Our Business Development Manager is also our Social Impact Manager.
At most companies, those two roles would be in different buildings. Possibly different value systems. Business development is about growth, revenue, new clients, commercial outcomes. Social impact is about people, communities, and purpose. The assumption is that they pull in opposite directions and that the job of leadership is to manage the tension between them.
We combined them into one person. Not as a cost-saving measure. Because at Sharesource, they're genuinely the same job.
Why that's not as strange as it sounds
Every time our BD Manager wins a new client her Social Impact Manager persona has more work to celebrate. Because every new client means new roles. Every new role means a skilled professional in Manila, Ho Chi Minh City, or Bogotá gets access to a career that genuinely changes their life and often the lives of their family and their broader community.
The commercial outcome and the human outcome aren't in tension. They move together. More business means more impact. Full stop.
This isn't a coincidence of good intentions. It's how the model is designed. We built Sharesource around the idea that offshoring, done properly, is one of the most effective ways to democratise opportunity. It gives talented people in emerging markets access to meaningful, well-paid work with employers who genuinely invest in them. The only way that scales is if the business scales.
So growth isn't a compromise of the mission. It is the mission.
The myth worth dismantling
There's a persistent idea in purpose-driven business circles that commercial success and genuine impact exist on a sliding scale.
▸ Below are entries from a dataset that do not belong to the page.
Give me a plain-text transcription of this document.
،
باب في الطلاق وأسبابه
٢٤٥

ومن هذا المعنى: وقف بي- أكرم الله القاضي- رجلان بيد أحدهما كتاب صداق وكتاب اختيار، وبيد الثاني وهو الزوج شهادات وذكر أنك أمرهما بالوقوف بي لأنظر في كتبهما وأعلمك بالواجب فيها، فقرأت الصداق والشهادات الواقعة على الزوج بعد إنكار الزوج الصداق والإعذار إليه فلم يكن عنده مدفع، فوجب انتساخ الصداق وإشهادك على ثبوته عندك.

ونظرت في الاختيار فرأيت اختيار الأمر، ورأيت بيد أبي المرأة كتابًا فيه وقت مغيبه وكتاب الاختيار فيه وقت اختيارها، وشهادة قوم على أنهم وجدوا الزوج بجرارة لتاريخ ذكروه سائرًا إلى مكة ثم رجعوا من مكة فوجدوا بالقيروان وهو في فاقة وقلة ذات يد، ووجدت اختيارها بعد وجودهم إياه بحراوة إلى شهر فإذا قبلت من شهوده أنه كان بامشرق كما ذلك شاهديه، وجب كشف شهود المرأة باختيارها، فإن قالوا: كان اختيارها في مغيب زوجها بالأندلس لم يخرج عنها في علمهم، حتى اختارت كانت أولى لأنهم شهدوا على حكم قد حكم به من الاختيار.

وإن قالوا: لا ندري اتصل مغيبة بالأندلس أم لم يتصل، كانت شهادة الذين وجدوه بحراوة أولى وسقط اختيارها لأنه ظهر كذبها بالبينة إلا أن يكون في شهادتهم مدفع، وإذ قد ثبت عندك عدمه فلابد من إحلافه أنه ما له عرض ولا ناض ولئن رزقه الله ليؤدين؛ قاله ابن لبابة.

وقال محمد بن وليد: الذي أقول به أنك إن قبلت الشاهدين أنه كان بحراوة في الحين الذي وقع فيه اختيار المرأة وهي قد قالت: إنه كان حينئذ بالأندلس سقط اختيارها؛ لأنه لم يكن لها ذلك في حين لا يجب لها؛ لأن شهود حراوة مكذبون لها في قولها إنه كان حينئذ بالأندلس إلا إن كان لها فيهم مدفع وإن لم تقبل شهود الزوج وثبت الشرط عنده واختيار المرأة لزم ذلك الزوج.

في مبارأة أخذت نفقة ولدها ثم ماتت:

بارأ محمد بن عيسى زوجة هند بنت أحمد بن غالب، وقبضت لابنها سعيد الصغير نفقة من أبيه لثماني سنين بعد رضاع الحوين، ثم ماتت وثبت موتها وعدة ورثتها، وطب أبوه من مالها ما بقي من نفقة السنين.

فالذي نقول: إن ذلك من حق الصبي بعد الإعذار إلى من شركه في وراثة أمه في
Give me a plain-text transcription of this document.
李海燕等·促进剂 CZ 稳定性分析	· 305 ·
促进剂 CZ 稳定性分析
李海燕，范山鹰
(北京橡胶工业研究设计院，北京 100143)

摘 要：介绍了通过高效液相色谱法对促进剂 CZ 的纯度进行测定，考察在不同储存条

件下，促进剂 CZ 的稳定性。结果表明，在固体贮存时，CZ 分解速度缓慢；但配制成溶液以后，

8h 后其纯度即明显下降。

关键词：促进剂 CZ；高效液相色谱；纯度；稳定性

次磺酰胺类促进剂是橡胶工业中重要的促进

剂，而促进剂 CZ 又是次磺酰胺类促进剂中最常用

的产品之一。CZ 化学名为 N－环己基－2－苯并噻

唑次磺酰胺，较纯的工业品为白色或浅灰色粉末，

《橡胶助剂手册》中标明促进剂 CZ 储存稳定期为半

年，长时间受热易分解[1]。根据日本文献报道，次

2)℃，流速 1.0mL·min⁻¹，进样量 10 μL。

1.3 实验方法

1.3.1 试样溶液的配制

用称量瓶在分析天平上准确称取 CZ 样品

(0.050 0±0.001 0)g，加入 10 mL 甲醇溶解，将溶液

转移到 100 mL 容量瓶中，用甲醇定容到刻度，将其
That as one goes up, the other comes down. That profit is a necessary evil to be managed carefully so it doesn't corrupt the good stuff.
We understand where that instinct comes from. There are plenty of companies that use the language of impact as a veneer over entirely conventional business practices. The scepticism is earned.
But the answer to that problem isn't to be suspicious of revenue. It's to build a model where the revenue only flows if the impact is real. Where the commercial incentive and the human incentive point in exactly the same direction.
When our team members in the Philippines, Vietnam, and Colombia thrive, when they're growing, engaged, delivering excellent work, our clients renew, expand, and refer others. Retention drives revenue. Community investment drives retention. The loop is tight and it's real.
What this looks like in practice
It means our BD conversations and our impact conversations happen in the same breath. When we're thinking about which clients to pursue, we're also thinking about what kinds of roles create the most meaningful opportunity for our communities. When we're reporting on business performance, community impact is part of that report not a separate document that lives in a different folder.
It means the person asking "how do we grow?" is the same person asking "who does that growth serve?" That's not a bureaucratic quirk. It's a signal of how seriously we take the idea that these things belong together.
The question we'd put to others
If you pulled your business development strategy and your social impact strategy out of the drawer and laid them side by side would they be pulling in the same direction? Would growth in one automatically mean growth in the other?
For most organisations, the honest answer is probably not yet. And that's okay, it's a hard model to build. But we think it's worth asking, because the businesses that figure it out aren't just doing good. They're building something that actually lasts.
We'd love to hear how others are thinking about this. Where does commercial success and genuine impact naturally converge in your work and where does the tension still show up?